# Mateen Cleaves



## Big John (Sep 11, 2002)

According to RealGM, Mateen Cleaves has been invited to camp by the Celtics. His contract is not guaranteed and he is supposed to report today.


----------



## Starbury03 (Aug 12, 2003)

He wont make the team


----------



## grizzoistight (Jul 16, 2002)

So your tellin me yall have better pgs than him???
Marcus banks?? 
who??


----------



## agoo (Jun 1, 2003)

> Originally posted by <b>grizzoistight</b>!
> So your tellin me yall have better pgs than him???
> Marcus banks??
> who??


You say that like Cleaves has an amazing NBA game. He's Khalid El-Amin on a diet. He may be better than Mike James, but that still puts him third on the depth chart. We're not missing much if he doesn't stay with the team coming out of camp.

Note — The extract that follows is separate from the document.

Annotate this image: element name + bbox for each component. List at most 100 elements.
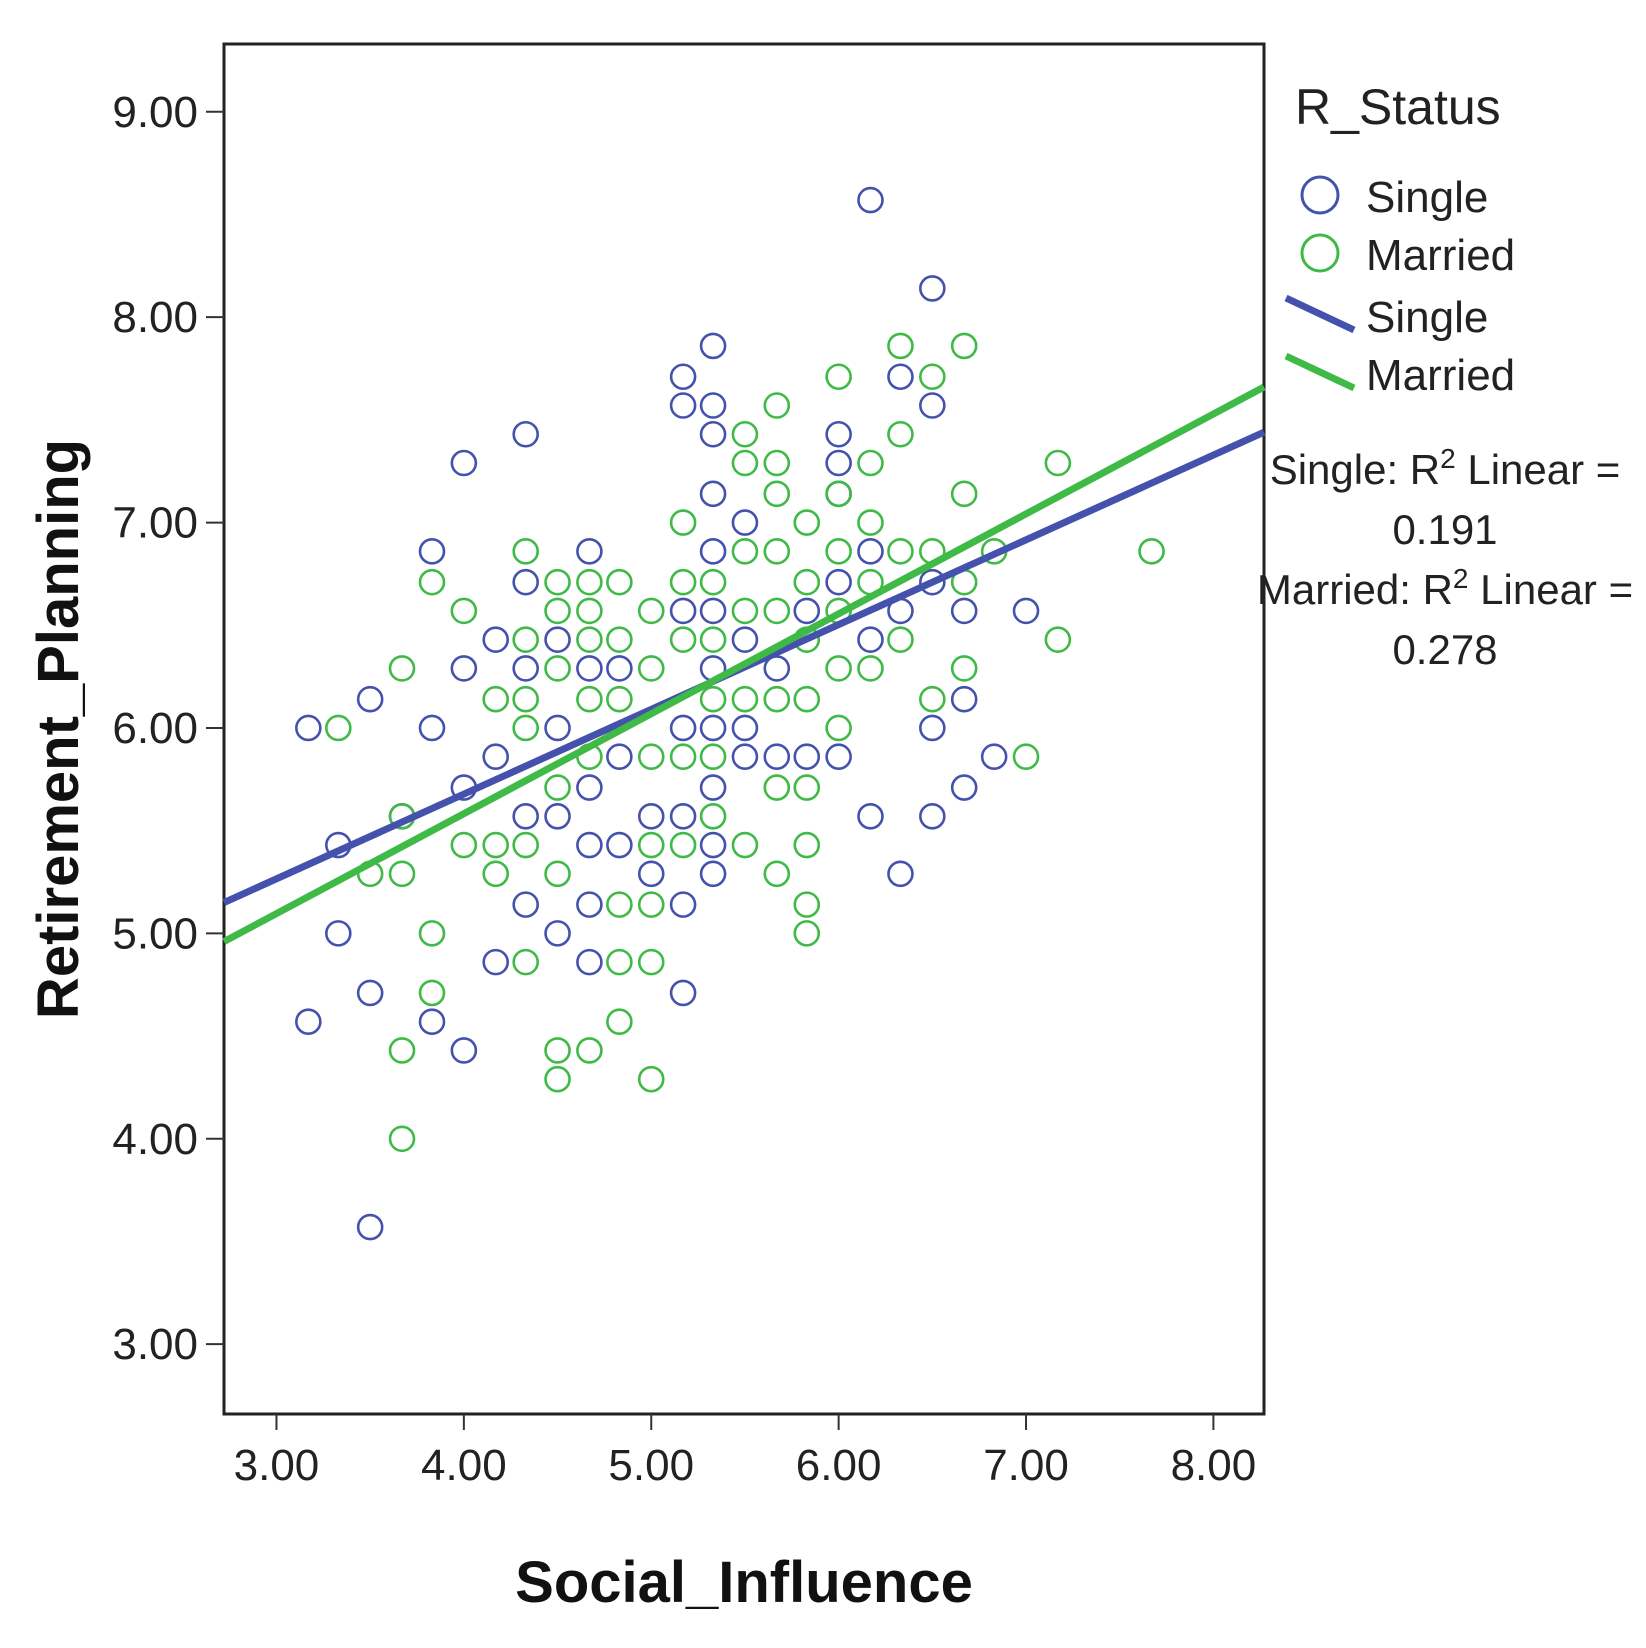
point-single-12 xyxy=(450,655,478,682)
legend-label-single-line: Single xyxy=(1366,293,1488,342)
point-married-104 xyxy=(1138,538,1165,565)
point-married-91 xyxy=(887,538,914,565)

Except his jersey collection on the sidelines.


----------



## MJG (Jun 29, 2003)

> Originally posted by <b>grizzoistight</b>!
> So your tellin me yall have better pgs than him???
> Marcus banks??
> who??


Heh Cleaves isn't exactly setting the league on fire -- it'd be tough not to have better PGs on your squad, judging by his first few years in the league.


----------



## Big John (Sep 11, 2002)

Cleaves was a pretty good player in college and a high draft pick. Then he hurt his foot and he's done virtually nothing in the NBA. If he's healthy, who knows?


----------



## JBone4eva (Oct 31, 2002)

We should sign Mateen Cleaves, the C's need a cheerleader..


----------



## bballin (Jun 3, 2003)

all i know is that he sucks in NBA 2k3  
also, who was it that cleaves was supposed to be traded for last season, but failed the physical, anyone remember?


----------



## BostonCeltics_33 (Jun 1, 2003)

You're right, it was Jumaine Jones. Nice Irony.


----------



## whiterhino (Jun 15, 2003)

I don't want to sound like a jerk but I don't want Mateen Cleeves taking up a roster spot for us, he sucks! I mean James is better than he is, Delk is certainly better and I'm SURE Banks will be better, paleeeeeease no Cleeves in Boston!


----------



## Big John (Sep 11, 2002)

I saw Cleaves play at Michigan State and thought he was pretty good-- sort of a Kalheed El Amin type. I honestly can't remember seeing him play against NBA players. He has always been injured or buried at the end of the bench. He may very well be a complete stiff, but I'd like to see for myself. So I hope they keep him around for at least a couple of exhibition games.


----------



## voice of reality (Sep 20, 2003)

Perhaps the article that banks was not ready may now have credence. The celtics signed mike james as a backup who is a poor shooter, now since the intended backup may have to play more they want competition at that spot.


----------



## Truth34 (May 28, 2003)

*I love Mateen, but he doesn't fit here....*

Unless he's healthy, and can play better than before, he'll be here just for the exhibitions and practices. Agree with JBone, though, it's always good to have a nice cheerleader. For the Celtics 15th roster spot, though, it would be nice to have a bigger frontcourt player or a shooter.


----------



## Priest (Jun 24, 2003)

> Originally posted by <b>agoo101284</b>!
> 
> 
> You say that like Cleaves has an amazing NBA game. He's Khalid El-Amin on a diet. .
> ...


I know this is totally irrelevent and i apologize but Khalid El-Amin was a pretty solid guard when he was in the nba too bad he got cheated out the league because they worried about his size:no: wut a shame


----------



## TheRifleman (May 20, 2002)

> Originally posted by <b>JBone4eva</b>!
> We should sign Mateen Cleaves, the C's need a cheerleader..



The Cs have Waltah as their cheerleader.


----------



## lochdoun (Jun 11, 2003)

> The Cs have Waltah as their cheerleader.


sure, a i.5 million dollar a season cheerleader...


----------



## Big John (Sep 11, 2002)

Cleaves' contract is not guaranteed.


----------



## Peja Vu (Jun 9, 2002)

The Boston Celtics released free-agent guard Mateen Cleaves on Tuesday.


----------